Tiny fingers reaching through broken glass and iron bars hot as a sizzling grill.
No water left on earth to fight the flames, only blood and Coca-cola sputtering from the corner hydrant.
Even the ghosts had abandoned us.
You told me that the world had become too big and young for you to put up a fight anymore. You preferred to live in a secret kingdom under a red toad stool. Everything was so easy to control down there away from the sun. I enjoyed drinking from tiny tea cups with you until I realized I could do the same on my own and not hear you reading your list of regrets. I still smell the fungus left from that winter we spent down there.

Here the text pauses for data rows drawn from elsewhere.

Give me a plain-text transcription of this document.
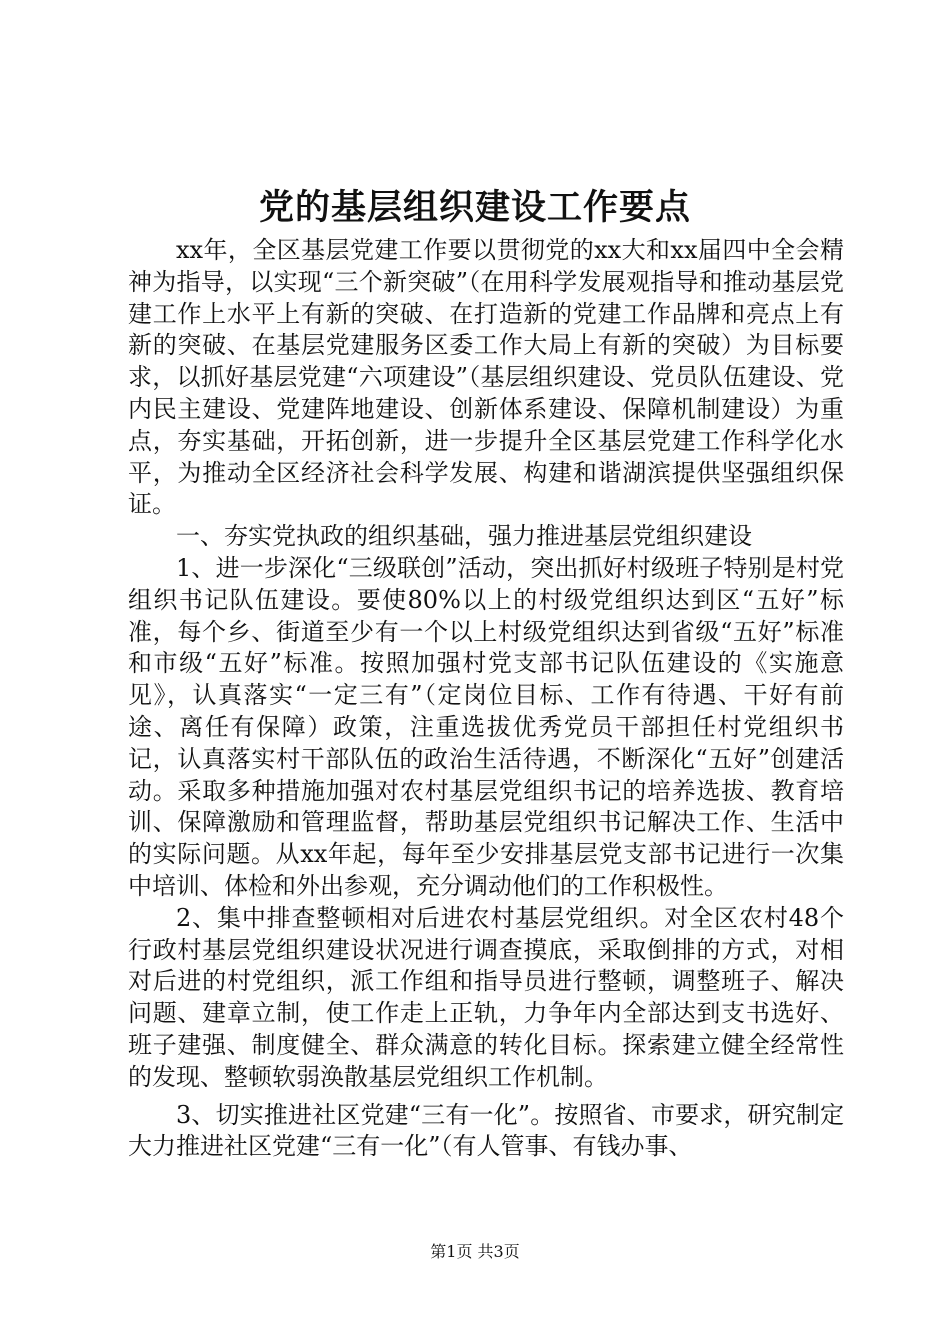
党的基层组织建设工作要点

xx年，全区基层党建工作要以贯彻党的xx大和xx届四中全会精神为指导，以实现“三个新突破”（在用科学发展观指导和推动基层党建工作上水平上有新的突破、在打造新的党建工作品牌和亮点上有新的突破、在基层党建服务区委工作大局上有新的突破）为目标要求，以抓好基层党建“六项建设”（基层组织建设、党员队伍建设、党内民主建设、党建阵地建设、创新体系建设、保障机制建设）为重点，夯实基础，开拓创新，进一步提升全区基层党建工作科学化水平，为推动全区经济社会科学发展、构建和谐湖滨提供坚强组织保证。

一、夯实党执政的组织基础，强力推进基层党组织建设

1、进一步深化“三级联创”活动，突出抓好村级班子特别是村党组织书记队伍建设。要使80%以上的村级党组织达到区“五好”标准，每个乡、街道至少有一个以上村级党组织达到省级“五好”标准和市级“五好”标准。按照加强村党支部书记队伍建设的《实施意见》，认真落实“一定三有”（定岗位目标、工作有待遇、干好有前途、离任有保障）政策，注重选拔优秀党员干部担任村党组织书记，认真落实村干部队伍的政治生活待遇，不断深化“五好”创建活动。采取多种措施加强对农村基层党组织书记的培养选拔、教育培训、保障激励和管理监督，帮助基层党组织书记解决工作、生活中的实际问题。从xx年起，每年至少安排基层党支部书记进行一次集中培训、体检和外出参观，充分调动他们的工作积极性。

2、集中排查整顿相对后进农村基层党组织。对全区农村48个行政村基层党组织建设状况进行调查摸底，采取倒排的方式，对相对后进的村党组织，派工作组和指导员进行整顿，调整班子、解决问题、建章立制，使工作走上正轨，力争年内全部达到支书选好、班子建强、制度健全、群众满意的转化目标。探索建立健全经常性的发现、整顿软弱涣散基层党组织工作机制。

3、切实推进社区党建“三有一化”。按照省、市要求，研究制定大力推进社区党建“三有一化”（有人管事、有钱办事、

第1页 共3页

Do you still tell the story of dressing up like your dead brother to revive your mother’s imagination? Then she ran away with your brother and left you with her pearls to contemplate.
Some nights I see my ancestors pushing their rag carts through the streets of Vienna, dead men’s clothes picked off that layer that separated them from the bones. They could see glistening Aryan hair in the windows of the city’s grand homes, marble blue eyes staring out at them and believing the gas lamp glow was enough to warm the brown eyed baby with matted hair in the rag cart.
I almost see them tonight as I look out from this restaurant, distracted at times by the worrisome, hacking cough of the waitress, her hunched shoulders appearing to carry the meal she wishes she could serve. I sense fire and tiny hands reaching from her throat, wanting to place her palm on my forehead, wanting to quiet the dream.
Maybe it’s there -- two walls of fire merging, and the rains return.